Carmakers, which have grown reliant on pricey SUVs and trucks, were less than pleased by D.C.’s move. The Alliance for Automotive Innovation, an industry group, sent a letter to D.C. councilmembers warning that the city’s new policy “will capture a growing number of EVs that are expected to come to the market over the next few years and will act as a disincentive to their purchase.”
To which D.C. officials might respond, “Great!” Disincentivizing the purchase of the most societally damaging EVs is exactly what we should want. Moreover, carmakers themselves determine which EVs “come to the market”; making the biggest models more expensive might force a welcome reevaluation of their product development plans.

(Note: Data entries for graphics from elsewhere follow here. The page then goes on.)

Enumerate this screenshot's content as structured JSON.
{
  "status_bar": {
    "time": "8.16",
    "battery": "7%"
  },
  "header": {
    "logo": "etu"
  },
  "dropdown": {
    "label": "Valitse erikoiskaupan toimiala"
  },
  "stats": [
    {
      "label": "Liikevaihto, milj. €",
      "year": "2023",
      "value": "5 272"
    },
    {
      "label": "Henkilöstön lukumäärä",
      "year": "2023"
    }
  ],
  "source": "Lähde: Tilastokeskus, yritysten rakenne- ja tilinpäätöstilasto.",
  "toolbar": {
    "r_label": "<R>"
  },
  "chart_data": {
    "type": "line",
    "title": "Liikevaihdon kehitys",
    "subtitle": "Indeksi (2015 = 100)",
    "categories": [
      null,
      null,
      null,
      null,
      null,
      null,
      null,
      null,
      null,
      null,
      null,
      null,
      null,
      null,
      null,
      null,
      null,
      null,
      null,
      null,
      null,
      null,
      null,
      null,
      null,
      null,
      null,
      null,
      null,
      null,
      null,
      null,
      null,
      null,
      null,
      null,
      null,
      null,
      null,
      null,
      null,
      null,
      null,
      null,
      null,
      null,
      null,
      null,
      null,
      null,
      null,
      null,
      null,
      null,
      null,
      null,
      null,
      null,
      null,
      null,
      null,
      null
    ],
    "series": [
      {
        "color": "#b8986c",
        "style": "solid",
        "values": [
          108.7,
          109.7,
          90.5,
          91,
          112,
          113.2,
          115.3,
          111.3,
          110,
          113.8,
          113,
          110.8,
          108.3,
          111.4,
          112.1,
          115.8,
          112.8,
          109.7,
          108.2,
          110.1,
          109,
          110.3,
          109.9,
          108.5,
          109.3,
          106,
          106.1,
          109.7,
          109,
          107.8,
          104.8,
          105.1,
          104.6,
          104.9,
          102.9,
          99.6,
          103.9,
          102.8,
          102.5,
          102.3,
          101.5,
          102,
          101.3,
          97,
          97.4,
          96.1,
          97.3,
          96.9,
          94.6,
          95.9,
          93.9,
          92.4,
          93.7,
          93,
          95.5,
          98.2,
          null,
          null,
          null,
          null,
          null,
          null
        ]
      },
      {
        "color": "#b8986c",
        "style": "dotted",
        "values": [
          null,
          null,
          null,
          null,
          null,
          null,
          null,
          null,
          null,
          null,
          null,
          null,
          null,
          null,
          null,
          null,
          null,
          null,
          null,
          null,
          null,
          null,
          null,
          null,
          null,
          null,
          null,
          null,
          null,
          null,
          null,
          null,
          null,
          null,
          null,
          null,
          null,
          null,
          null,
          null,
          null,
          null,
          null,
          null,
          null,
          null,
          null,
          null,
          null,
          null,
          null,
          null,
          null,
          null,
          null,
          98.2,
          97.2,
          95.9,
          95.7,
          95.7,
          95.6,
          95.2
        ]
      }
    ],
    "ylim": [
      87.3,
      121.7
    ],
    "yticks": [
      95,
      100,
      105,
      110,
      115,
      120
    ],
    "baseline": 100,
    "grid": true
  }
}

Even the stiffest weight-based fees still leave buyers with plenty of reasonably sized EV options, including many vehicles that weigh less than 5,000 pounds, like the Tesla Model 3 and Hyundai IONIQ 5. The Alliance for Automotive Innovation’s letter implied that enormous EVs are inevitable, but that view is not universally held among car executives. The CEO of Citroën, Vincent Cobée, recently said he expects that “people will start limiting weight and battery sizes, either through tax, through incentives, through regulation, through naming and shaming.”
And they would be right to do so. Whether powered by gasoline or electrons, colossal vehicles like the Hummer are a societal malignancy, hindering our ability to address climate change while placing other road users in greater danger. Rather than cheer them on, leaders like Biden should be taxing the hell out of them.
Lucas Peilert provided research assistance.